Oh wait, you want to know what it's about? Ah right. Nearly forgot. The story is set in the 12th century and is essentially the tale of how the Kingsbridge Cathedral (fictional) was built. I know that sounds a bit boring and tedious, but it's not just about How it was built, but all of the personal stories that lead up to it's being built. As in real life, there is no one thing that made the whole thing up, but many things converged on one another for the building to become possible. There was Tom Builder who wanted to build a cathedral. Had he not been starving and desperate the cathedral would not have been built. There was Phillip the Monk whose faith perseverance and intelligence were crucial. There was Aliena the starving daughter of the ex-Earl who defied all odds to become a moving force in the story (rock on Aliena!). Jack and his mother and dead father's stories. Alfred, Tom's son, who I still want to smack into the middle of next week for being so bloody stupid. Then there were the bad guys who were, let me tell you, really bad. Really, really bad. Seriously. I think I would have willingly killed any or all of them had they suddenly shown up on my doorstep because the destruction of anything that evil just cannot be wrong in any sense. The story is about so much that it's hard to summarize it, especially without giving anything away, so I'll just stop there. Let's just say that by the time you've finished it, you feel like you've lived several lives and lifetimes.
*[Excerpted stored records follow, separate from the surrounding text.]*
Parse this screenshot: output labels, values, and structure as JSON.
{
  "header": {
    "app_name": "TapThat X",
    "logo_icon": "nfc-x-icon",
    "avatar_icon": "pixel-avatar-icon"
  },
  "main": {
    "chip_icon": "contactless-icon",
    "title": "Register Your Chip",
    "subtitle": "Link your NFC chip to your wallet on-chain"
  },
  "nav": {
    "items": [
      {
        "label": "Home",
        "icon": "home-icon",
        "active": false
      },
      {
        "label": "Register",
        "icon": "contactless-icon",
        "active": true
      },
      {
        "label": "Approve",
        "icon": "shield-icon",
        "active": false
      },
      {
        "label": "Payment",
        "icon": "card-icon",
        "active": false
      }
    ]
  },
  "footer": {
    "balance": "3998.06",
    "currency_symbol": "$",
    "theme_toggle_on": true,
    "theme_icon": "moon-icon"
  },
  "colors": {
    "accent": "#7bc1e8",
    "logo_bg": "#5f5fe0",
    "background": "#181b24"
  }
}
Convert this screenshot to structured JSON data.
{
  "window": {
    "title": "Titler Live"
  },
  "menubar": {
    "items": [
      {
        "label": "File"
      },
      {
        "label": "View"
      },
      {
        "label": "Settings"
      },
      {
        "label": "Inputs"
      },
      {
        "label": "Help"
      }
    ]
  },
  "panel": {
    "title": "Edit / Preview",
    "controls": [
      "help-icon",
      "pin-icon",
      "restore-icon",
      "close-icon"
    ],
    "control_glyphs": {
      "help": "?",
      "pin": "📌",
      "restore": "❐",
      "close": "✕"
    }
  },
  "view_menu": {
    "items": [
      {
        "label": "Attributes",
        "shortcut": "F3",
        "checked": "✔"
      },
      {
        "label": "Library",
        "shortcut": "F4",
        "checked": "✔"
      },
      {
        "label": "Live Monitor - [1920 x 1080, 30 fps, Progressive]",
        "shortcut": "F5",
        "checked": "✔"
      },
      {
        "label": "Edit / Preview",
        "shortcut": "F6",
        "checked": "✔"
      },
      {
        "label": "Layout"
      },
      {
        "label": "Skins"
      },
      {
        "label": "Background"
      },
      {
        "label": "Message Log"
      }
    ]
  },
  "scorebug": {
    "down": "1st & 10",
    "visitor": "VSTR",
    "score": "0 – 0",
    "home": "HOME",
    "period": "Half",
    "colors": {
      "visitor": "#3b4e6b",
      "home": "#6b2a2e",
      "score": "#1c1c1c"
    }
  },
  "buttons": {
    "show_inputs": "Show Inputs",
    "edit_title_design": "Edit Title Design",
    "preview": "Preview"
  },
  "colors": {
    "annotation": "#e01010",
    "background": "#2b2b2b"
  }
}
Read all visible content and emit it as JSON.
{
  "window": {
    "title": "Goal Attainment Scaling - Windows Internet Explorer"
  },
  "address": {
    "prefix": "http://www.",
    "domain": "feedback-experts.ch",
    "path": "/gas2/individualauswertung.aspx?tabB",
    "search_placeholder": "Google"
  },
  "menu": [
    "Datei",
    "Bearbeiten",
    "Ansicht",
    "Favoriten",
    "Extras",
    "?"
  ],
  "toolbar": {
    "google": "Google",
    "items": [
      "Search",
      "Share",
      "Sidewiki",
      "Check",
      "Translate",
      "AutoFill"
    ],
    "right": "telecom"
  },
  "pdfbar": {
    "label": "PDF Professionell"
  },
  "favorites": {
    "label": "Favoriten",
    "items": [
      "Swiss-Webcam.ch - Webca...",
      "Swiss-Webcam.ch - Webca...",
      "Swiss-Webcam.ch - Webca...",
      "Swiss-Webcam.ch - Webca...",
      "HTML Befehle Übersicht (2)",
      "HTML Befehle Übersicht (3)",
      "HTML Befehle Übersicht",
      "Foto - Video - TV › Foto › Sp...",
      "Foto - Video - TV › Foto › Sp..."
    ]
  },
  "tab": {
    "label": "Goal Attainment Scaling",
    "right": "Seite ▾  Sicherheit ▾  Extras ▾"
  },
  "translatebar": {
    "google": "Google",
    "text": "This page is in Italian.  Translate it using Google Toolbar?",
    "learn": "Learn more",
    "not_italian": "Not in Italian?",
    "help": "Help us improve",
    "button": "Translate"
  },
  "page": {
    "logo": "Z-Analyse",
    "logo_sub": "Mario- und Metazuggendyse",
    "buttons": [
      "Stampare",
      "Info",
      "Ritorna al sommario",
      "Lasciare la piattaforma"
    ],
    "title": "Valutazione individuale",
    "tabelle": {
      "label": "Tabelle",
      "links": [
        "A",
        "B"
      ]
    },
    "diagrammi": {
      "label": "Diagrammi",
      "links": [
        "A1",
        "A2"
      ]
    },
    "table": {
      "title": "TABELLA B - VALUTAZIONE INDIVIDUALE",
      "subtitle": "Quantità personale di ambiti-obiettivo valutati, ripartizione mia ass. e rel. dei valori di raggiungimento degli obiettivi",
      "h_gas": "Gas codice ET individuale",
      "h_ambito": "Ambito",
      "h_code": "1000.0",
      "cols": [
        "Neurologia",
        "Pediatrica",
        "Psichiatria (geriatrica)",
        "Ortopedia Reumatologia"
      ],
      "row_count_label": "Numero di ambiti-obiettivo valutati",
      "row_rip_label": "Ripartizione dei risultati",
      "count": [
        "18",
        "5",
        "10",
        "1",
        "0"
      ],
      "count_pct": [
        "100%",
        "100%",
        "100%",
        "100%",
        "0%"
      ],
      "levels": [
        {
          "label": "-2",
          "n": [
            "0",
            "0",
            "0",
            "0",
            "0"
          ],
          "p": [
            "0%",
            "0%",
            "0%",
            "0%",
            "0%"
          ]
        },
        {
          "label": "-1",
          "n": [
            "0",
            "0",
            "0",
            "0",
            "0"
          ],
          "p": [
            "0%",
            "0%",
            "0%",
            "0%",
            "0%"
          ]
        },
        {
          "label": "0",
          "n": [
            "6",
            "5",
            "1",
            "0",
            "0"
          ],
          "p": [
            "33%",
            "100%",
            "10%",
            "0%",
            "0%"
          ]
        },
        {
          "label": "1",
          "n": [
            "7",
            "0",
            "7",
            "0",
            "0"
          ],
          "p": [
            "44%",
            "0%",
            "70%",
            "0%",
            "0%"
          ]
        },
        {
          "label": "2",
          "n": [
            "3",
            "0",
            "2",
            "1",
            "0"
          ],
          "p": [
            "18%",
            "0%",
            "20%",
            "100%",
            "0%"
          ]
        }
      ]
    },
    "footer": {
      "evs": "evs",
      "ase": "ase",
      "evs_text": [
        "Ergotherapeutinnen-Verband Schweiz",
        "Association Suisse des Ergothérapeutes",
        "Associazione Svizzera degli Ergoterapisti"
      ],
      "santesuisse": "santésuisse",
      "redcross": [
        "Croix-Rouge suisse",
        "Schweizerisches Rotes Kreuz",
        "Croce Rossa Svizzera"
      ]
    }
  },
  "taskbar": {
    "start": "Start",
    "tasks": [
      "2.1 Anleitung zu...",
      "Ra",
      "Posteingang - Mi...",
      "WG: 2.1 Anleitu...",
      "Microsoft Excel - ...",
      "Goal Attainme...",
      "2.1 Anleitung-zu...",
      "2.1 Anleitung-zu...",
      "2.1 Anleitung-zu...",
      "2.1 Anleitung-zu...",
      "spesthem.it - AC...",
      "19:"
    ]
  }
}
In case you can't already tell, I loved this book. It really was brilliant. Follett really knows how to play with your emotions while you're reading. There were instances where I found myself cheering the characters on to the point where the Go Alienas or good one Phillips where scaring the dogs. The only negative I can come up with is that I just kept thinking that for God's sake someone, just kill bloody William outright and get rid of him for once and for all. Bejebus people! How much were you going to take from the guy. Just when you thought he'd finally given up, he'd do something else that left your jaw hanging open and made you think enough is enough already. Once again, to say more would be to give too much away, so: Brilliant characters, plot and setting = One heck of a good book. 5 out of 5.